The TR memorandum is not an administrative instrument because it does not impose any binding obligation on the taxpayer and does not affect their legal position. So the memorandum cannot be challenged or appealed in administrative proceedings.
 
If the TR detects a breach involving an understatement of tax, the taxpayer will be asked to exercise the right to file an adjustment to the tax return within three years after the statutory due date for payment, unless an audit of the tax and the tax period has been started or completed, the adjustment deadline has expired, or a decision has been made to adjust the tax charge in the meantime. If the taxpayer fails to carry out their tax obligations voluntarily, the SRS will have to take action. For example, a TR found that a contract for services a cooperative society of garage owners had signed with several individuals had the hallmarks of an employment contract, and the TR memorandum required the cooperative to pay national social insurance contributions for those persons. The cooperative disagreed with the finding and refused to pay, so the SRS launched an audit and assessed the contributions payable.
 
If a TR finds any facts suggesting that a taxable item is hidden or a tax payment is evaded, completion of the TR is likely to mean the beginning of an audit.

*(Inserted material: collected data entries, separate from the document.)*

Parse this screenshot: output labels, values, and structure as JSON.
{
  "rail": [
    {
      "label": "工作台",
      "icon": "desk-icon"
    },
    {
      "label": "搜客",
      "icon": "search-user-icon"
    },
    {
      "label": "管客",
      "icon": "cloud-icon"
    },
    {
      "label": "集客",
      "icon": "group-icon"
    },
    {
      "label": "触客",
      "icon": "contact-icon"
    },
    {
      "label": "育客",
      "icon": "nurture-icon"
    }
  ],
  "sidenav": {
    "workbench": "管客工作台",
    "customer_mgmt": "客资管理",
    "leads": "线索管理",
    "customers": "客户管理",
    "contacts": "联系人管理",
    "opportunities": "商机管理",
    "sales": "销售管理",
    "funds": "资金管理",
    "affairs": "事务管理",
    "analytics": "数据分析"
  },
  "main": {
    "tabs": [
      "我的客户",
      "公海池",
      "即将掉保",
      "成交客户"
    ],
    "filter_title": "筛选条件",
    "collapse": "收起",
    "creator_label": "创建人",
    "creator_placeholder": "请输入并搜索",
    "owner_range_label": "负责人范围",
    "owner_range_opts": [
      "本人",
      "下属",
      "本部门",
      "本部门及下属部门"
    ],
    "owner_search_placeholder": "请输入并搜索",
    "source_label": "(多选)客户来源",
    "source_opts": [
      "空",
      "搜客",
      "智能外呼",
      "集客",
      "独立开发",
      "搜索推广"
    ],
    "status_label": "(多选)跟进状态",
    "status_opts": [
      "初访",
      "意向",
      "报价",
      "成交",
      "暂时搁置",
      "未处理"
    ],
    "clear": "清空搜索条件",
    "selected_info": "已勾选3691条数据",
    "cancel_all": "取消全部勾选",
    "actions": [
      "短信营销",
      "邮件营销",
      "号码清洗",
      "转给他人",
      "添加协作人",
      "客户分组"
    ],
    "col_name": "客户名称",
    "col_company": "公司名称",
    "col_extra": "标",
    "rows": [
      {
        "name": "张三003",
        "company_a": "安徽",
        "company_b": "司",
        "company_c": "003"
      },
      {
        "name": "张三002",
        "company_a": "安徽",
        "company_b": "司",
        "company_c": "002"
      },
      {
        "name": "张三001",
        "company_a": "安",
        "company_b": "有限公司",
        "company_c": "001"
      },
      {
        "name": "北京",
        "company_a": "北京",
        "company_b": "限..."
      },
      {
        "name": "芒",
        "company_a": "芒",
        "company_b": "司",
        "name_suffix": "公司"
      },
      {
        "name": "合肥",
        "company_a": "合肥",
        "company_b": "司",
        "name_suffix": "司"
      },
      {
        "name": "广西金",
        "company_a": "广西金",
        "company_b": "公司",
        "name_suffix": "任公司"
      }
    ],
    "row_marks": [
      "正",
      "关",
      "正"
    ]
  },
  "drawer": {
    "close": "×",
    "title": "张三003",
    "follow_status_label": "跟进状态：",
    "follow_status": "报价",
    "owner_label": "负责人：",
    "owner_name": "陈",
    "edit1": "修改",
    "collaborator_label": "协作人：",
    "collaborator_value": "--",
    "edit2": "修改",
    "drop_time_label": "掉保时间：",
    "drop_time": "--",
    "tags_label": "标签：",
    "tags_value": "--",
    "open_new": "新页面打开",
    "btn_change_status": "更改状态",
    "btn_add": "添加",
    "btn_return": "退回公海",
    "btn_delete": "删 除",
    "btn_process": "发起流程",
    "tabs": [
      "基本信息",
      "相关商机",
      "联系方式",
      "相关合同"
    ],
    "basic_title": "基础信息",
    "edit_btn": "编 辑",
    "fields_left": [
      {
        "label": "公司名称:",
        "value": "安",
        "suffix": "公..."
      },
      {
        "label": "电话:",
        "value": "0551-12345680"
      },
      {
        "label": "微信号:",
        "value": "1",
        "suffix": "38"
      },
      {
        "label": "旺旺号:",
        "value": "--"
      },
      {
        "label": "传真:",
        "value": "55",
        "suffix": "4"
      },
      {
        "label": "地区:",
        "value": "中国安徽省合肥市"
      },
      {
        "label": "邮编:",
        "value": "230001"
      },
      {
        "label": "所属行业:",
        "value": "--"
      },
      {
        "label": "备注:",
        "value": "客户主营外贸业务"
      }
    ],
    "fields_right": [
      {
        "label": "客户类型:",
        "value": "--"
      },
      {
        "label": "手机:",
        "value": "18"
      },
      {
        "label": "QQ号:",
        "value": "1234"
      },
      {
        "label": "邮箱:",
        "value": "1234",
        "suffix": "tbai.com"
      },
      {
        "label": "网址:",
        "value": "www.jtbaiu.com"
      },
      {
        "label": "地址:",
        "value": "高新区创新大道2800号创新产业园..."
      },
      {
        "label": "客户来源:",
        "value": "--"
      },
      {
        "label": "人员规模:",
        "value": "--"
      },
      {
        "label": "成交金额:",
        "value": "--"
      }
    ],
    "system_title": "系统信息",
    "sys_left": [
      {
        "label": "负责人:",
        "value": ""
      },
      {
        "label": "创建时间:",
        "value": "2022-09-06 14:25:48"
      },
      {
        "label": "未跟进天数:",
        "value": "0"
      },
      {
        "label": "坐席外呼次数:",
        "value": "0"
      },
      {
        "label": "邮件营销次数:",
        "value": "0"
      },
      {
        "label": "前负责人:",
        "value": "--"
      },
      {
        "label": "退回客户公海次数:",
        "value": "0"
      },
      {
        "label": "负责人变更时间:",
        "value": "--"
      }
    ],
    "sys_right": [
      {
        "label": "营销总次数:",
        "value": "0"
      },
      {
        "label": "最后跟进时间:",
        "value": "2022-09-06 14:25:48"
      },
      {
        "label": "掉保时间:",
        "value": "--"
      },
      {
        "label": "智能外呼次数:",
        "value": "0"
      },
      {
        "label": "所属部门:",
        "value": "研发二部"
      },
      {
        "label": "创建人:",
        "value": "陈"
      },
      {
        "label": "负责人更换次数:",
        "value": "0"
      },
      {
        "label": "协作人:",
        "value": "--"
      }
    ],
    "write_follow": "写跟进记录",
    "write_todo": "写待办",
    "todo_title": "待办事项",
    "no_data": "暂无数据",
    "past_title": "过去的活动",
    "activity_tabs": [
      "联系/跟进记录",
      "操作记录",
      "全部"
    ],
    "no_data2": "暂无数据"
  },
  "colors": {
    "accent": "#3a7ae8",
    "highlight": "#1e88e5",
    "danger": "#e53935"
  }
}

And from the date the TR memorandum is prepared, the SRS has the power to secure enforcement of their potential decision (section 26.1(3.3)(3) of the Taxes and Duties Act).
 
The case law has dealt with the question of whether an audit can scrutinise the same period covered by the TR. The view taken before 2015 was that if the TR and the audit cover the same items and if the TR has found no breach, the taxpayer can rest assured that the finding will not be re-examined at a later date. This conclusion came from the restriction on repeat inspections in section 23(1) of the Taxes and Duties Act (Supreme Court ruling SKA-571 of 28 December 2012, paragraph 13).
 
In 2015, however, the Supreme Court revised and reversed its opinion. The court found that, firstly, the law does not prevent the SRS from conducting repeat TRs of the same period or theme where reasonably necessary. Secondly, conducting a TR does not prohibit a tax audit. Thirdly, TR findings have no effect on the taxpayer’s legal position, i.e. they do not result in any legally binding obligation affecting the tax liability. For this reason, section 23(1) of the Taxes and Duties Act in terms of both wording and meaning applies only to audits affecting the tax charge, with this clause aiming to protect the taxpayer’s legal certainty about any tax liabilities assessed as a result of the tax audit. That is why section 23(1) prohibits a repeat inspection of the tax liability and a revision of the tax charge, but this does not apply to a TR. So it does not matter what the subject matter of the TR was and whether this coincides with the subject matter of the audit (Supreme Court ruling SKA-86/2015 of 21 January 2015, paragraph 10).